1.2.4.7. Les gènes modificateurs

Chez la plupart des patients, le niveau de la protéine SMN, qui dépend du nombre de copies du gène SMN2, détermine l’âge d’apparition et la sévérité des symptômes. Cependant, dans certains cas, le nombre de copies du gène SMN2 ne correspond pas au phénotype observé en raison de gènes modificateurs qui peuvent moduler la gravité de la maladie (Harada et al., 2002). Par exemple, des études ont montré que 50% des patients SMA de type I portent une délétion du gène NAIP situé en aval de SMN1 (Roy et al., 1995). L’inactivation de ce gène semble être un facteur défavorable puisque certains patients présentent une SMA de type I malgré la présence de 3 copies de SMN2 (Harada et al., 2002; Watihayati et al., 2009). Chez les patients SMA de type II et III le pourcentage d’individus porteurs de cette délétion est comprise entre 20 et 10% (Zerres et al., 1997b).

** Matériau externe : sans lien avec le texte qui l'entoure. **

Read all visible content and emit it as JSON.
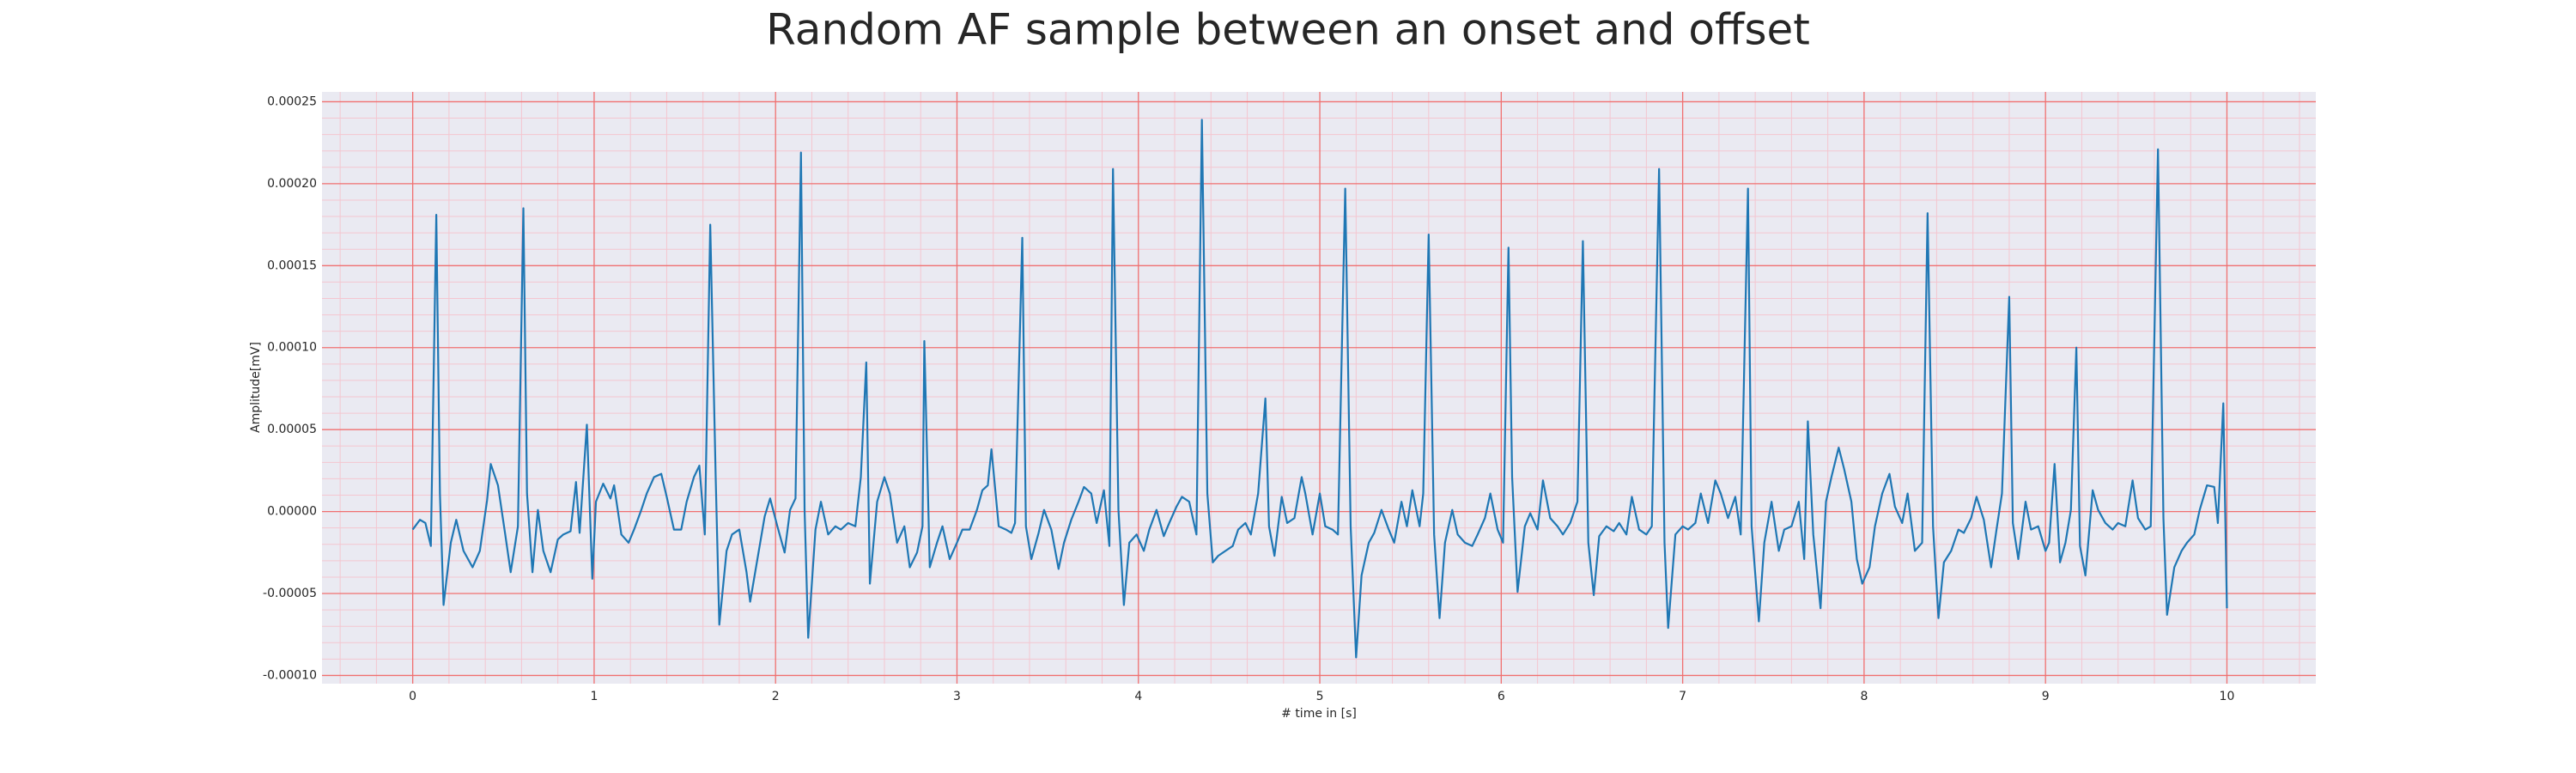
{
  "chart_data": {
    "type": "line",
    "title": "Random AF sample between an onset and offset",
    "xlabel": "# time in [s]",
    "ylabel": "Amplitude[mV]",
    "facecolor": "#eaeaf2",
    "grid": true,
    "grid_color": "#f07070",
    "minor_grid": true,
    "minor_grid_color": "#f4c6d0",
    "minor_divisions": 5,
    "color": "#1f77b4",
    "xlim": [
      -0.5,
      10.49
    ],
    "ylim": [
      -0.000105,
      0.000256
    ],
    "xticks": [
      0,
      1,
      2,
      3,
      4,
      5,
      6,
      7,
      8,
      9,
      10
    ],
    "yticks": [
      {
        "value": -0.0001,
        "label": "-0.00010"
      },
      {
        "value": -5e-05,
        "label": "-0.00005"
      },
      {
        "value": 0,
        "label": "0.00000"
      },
      {
        "value": 5e-05,
        "label": "0.00005"
      },
      {
        "value": 0.0001,
        "label": "0.00010"
      },
      {
        "value": 0.00015,
        "label": "0.00015"
      },
      {
        "value": 0.0002,
        "label": "0.00020"
      },
      {
        "value": 0.00025,
        "label": "0.00025"
      }
    ],
    "x": [
      0,
      0.04,
      0.07,
      0.1,
      0.13,
      0.15,
      0.17,
      0.21,
      0.24,
      0.28,
      0.33,
      0.37,
      0.41,
      0.43,
      0.47,
      0.51,
      0.54,
      0.58,
      0.61,
      0.63,
      0.66,
      0.69,
      0.72,
      0.76,
      0.8,
      0.83,
      0.87,
      0.9,
      0.92,
      0.96,
      0.99,
      1.01,
      1.05,
      1.09,
      1.11,
      1.15,
      1.19,
      1.22,
      1.26,
      1.29,
      1.33,
      1.37,
      1.4,
      1.44,
      1.48,
      1.51,
      1.55,
      1.58,
      1.61,
      1.64,
      1.67,
      1.69,
      1.73,
      1.76,
      1.8,
      1.84,
      1.86,
      1.9,
      1.94,
      1.97,
      2.01,
      2.05,
      2.08,
      2.11,
      2.14,
      2.16,
      2.18,
      2.22,
      2.25,
      2.29,
      2.33,
      2.36,
      2.4,
      2.44,
      2.47,
      2.5,
      2.52,
      2.56,
      2.6,
      2.63,
      2.67,
      2.71,
      2.74,
      2.78,
      2.81,
      2.82,
      2.85,
      2.89,
      2.92,
      2.96,
      3.0,
      3.03,
      3.07,
      3.11,
      3.14,
      3.17,
      3.19,
      3.23,
      3.27,
      3.3,
      3.32,
      3.36,
      3.38,
      3.41,
      3.45,
      3.48,
      3.52,
      3.56,
      3.59,
      3.63,
      3.67,
      3.7,
      3.74,
      3.77,
      3.81,
      3.84,
      3.86,
      3.89,
      3.92,
      3.95,
      3.99,
      4.03,
      4.06,
      4.1,
      4.14,
      4.17,
      4.21,
      4.24,
      4.28,
      4.32,
      4.35,
      4.38,
      4.41,
      4.44,
      4.48,
      4.52,
      4.55,
      4.59,
      4.62,
      4.66,
      4.7,
      4.72,
      4.75,
      4.79,
      4.82,
      4.86,
      4.9,
      4.92,
      4.96,
      5.0,
      5.03,
      5.07,
      5.1,
      5.14,
      5.17,
      5.2,
      5.23,
      5.27,
      5.3,
      5.34,
      5.38,
      5.41,
      5.45,
      5.48,
      5.51,
      5.55,
      5.57,
      5.6,
      5.63,
      5.66,
      5.69,
      5.73,
      5.76,
      5.8,
      5.84,
      5.87,
      5.91,
      5.94,
      5.98,
      6.01,
      6.04,
      6.06,
      6.09,
      6.13,
      6.16,
      6.2,
      6.23,
      6.27,
      6.31,
      6.34,
      6.38,
      6.42,
      6.45,
      6.48,
      6.51,
      6.54,
      6.58,
      6.62,
      6.65,
      6.69,
      6.72,
      6.76,
      6.8,
      6.83,
      6.87,
      6.9,
      6.92,
      6.96,
      7.0,
      7.03,
      7.07,
      7.1,
      7.14,
      7.18,
      7.21,
      7.25,
      7.29,
      7.32,
      7.36,
      7.38,
      7.42,
      7.45,
      7.49,
      7.53,
      7.56,
      7.6,
      7.64,
      7.67,
      7.69,
      7.72,
      7.76,
      7.79,
      7.82,
      7.86,
      7.89,
      7.93,
      7.96,
      7.99,
      8.03,
      8.06,
      8.1,
      8.14,
      8.17,
      8.21,
      8.24,
      8.28,
      8.32,
      8.35,
      8.38,
      8.41,
      8.44,
      8.48,
      8.52,
      8.55,
      8.59,
      8.62,
      8.66,
      8.7,
      8.73,
      8.76,
      8.8,
      8.82,
      8.85,
      8.89,
      8.92,
      8.96,
      9.0,
      9.02,
      9.05,
      9.08,
      9.11,
      9.14,
      9.17,
      9.19,
      9.22,
      9.26,
      9.29,
      9.33,
      9.37,
      9.4,
      9.44,
      9.48,
      9.51,
      9.55,
      9.58,
      9.62,
      9.65,
      9.67,
      9.71,
      9.75,
      9.78,
      9.82,
      9.85,
      9.89,
      9.93,
      9.95,
      9.98,
      10.0
    ],
    "values": [
      -1.1e-05,
      -5e-06,
      -7e-06,
      -2.1e-05,
      0.000181,
      1.1e-05,
      -5.7e-05,
      -1.9e-05,
      -5e-06,
      -2.4e-05,
      -3.4e-05,
      -2.4e-05,
      7e-06,
      2.9e-05,
      1.6e-05,
      -1.4e-05,
      -3.7e-05,
      -9e-06,
      0.000185,
      1.1e-05,
      -3.7e-05,
      1e-06,
      -2.4e-05,
      -3.7e-05,
      -1.7e-05,
      -1.4e-05,
      -1.2e-05,
      1.8e-05,
      -1.3e-05,
      5.3e-05,
      -4.1e-05,
      6e-06,
      1.7e-05,
      8e-06,
      1.6e-05,
      -1.4e-05,
      -1.9e-05,
      -1.1e-05,
      1e-06,
      1.1e-05,
      2.1e-05,
      2.3e-05,
      9e-06,
      -1.1e-05,
      -1.1e-05,
      6e-06,
      2.1e-05,
      2.8e-05,
      -1.4e-05,
      0.000175,
      2.1e-05,
      -6.9e-05,
      -2.4e-05,
      -1.4e-05,
      -1.1e-05,
      -3.7e-05,
      -5.5e-05,
      -2.9e-05,
      -3e-06,
      8e-06,
      -9e-06,
      -2.5e-05,
      1e-06,
      8e-06,
      0.000219,
      1e-06,
      -7.7e-05,
      -1.1e-05,
      6e-06,
      -1.4e-05,
      -9e-06,
      -1.1e-05,
      -7e-06,
      -9e-06,
      2.1e-05,
      9.1e-05,
      -4.4e-05,
      6e-06,
      2.1e-05,
      1.1e-05,
      -1.9e-05,
      -9e-06,
      -3.4e-05,
      -2.5e-05,
      -9e-06,
      0.000104,
      -3.4e-05,
      -1.9e-05,
      -9e-06,
      -2.9e-05,
      -1.9e-05,
      -1.1e-05,
      -1.1e-05,
      1e-06,
      1.3e-05,
      1.6e-05,
      3.8e-05,
      -9e-06,
      -1.1e-05,
      -1.3e-05,
      -7e-06,
      0.000167,
      -9e-06,
      -2.9e-05,
      -1.3e-05,
      1e-06,
      -1.1e-05,
      -3.5e-05,
      -1.9e-05,
      -5e-06,
      6e-06,
      1.5e-05,
      1.1e-05,
      -7e-06,
      1.3e-05,
      -2.1e-05,
      0.000209,
      1e-06,
      -5.7e-05,
      -1.9e-05,
      -1.4e-05,
      -2.4e-05,
      -1.1e-05,
      1e-06,
      -1.5e-05,
      -7e-06,
      3e-06,
      9e-06,
      6e-06,
      -1.4e-05,
      0.000239,
      1.1e-05,
      -3.1e-05,
      -2.7e-05,
      -2.4e-05,
      -2.1e-05,
      -1.1e-05,
      -7e-06,
      -1.4e-05,
      1.1e-05,
      6.9e-05,
      -9e-06,
      -2.7e-05,
      9e-06,
      -7e-06,
      -4e-06,
      2.1e-05,
      1.1e-05,
      -1.4e-05,
      1.1e-05,
      -9e-06,
      -1.1e-05,
      -1.4e-05,
      0.000197,
      -9e-06,
      -8.9e-05,
      -3.9e-05,
      -1.9e-05,
      -1.3e-05,
      1e-06,
      -1.1e-05,
      -1.9e-05,
      6e-06,
      -9e-06,
      1.3e-05,
      -9e-06,
      1.1e-05,
      0.000169,
      -1.4e-05,
      -6.5e-05,
      -1.9e-05,
      1e-06,
      -1.4e-05,
      -1.9e-05,
      -2.1e-05,
      -1.4e-05,
      -4e-06,
      1.1e-05,
      -1.1e-05,
      -1.9e-05,
      0.000161,
      2.1e-05,
      -4.9e-05,
      -9e-06,
      -1e-06,
      -1.1e-05,
      1.9e-05,
      -4e-06,
      -9e-06,
      -1.4e-05,
      -7e-06,
      6e-06,
      0.000165,
      -1.9e-05,
      -5.1e-05,
      -1.5e-05,
      -9e-06,
      -1.2e-05,
      -7e-06,
      -1.4e-05,
      9e-06,
      -1.1e-05,
      -1.4e-05,
      -9e-06,
      0.000209,
      -1.9e-05,
      -7.1e-05,
      -1.4e-05,
      -9e-06,
      -1.1e-05,
      -7e-06,
      1.1e-05,
      -7e-06,
      1.9e-05,
      1.1e-05,
      -4e-06,
      9e-06,
      -1.4e-05,
      0.000197,
      -9e-06,
      -6.7e-05,
      -1.9e-05,
      6e-06,
      -2.4e-05,
      -1.1e-05,
      -9e-06,
      6e-06,
      -2.9e-05,
      5.5e-05,
      -1.4e-05,
      -5.9e-05,
      6e-06,
      2.1e-05,
      3.9e-05,
      2.6e-05,
      6e-06,
      -2.9e-05,
      -4.4e-05,
      -3.4e-05,
      -9e-06,
      1.1e-05,
      2.3e-05,
      3e-06,
      -7e-06,
      1.1e-05,
      -2.4e-05,
      -1.9e-05,
      0.000182,
      -9e-06,
      -6.5e-05,
      -3.1e-05,
      -2.4e-05,
      -1.1e-05,
      -1.3e-05,
      -4e-06,
      9e-06,
      -5e-06,
      -3.4e-05,
      -1.1e-05,
      1.1e-05,
      0.000131,
      -7e-06,
      -2.9e-05,
      6e-06,
      -1.1e-05,
      -9e-06,
      -2.4e-05,
      -1.9e-05,
      2.9e-05,
      -3.1e-05,
      -1.9e-05,
      1e-06,
      0.0001,
      -2.1e-05,
      -3.9e-05,
      1.3e-05,
      1e-06,
      -7e-06,
      -1.1e-05,
      -7e-06,
      -9e-06,
      1.9e-05,
      -4e-06,
      -1.1e-05,
      -9e-06,
      0.000221,
      -4e-06,
      -6.3e-05,
      -3.4e-05,
      -2.4e-05,
      -1.9e-05,
      -1.4e-05,
      1e-06,
      1.6e-05,
      1.5e-05,
      -7e-06,
      6.6e-05,
      -5.9e-05
    ]
  }
}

A l’inverse, des gènes protecteurs ont été identifiés. En effet, une atténuation des symptômes a été décrite chez certains patients ayant une mutation du gène SMN1 mais une expression élevée du gène plastin3 potentiellement due d’après les auteurs à des mutations sur les éléments régulateurs du gène (Oprea et al., 2008).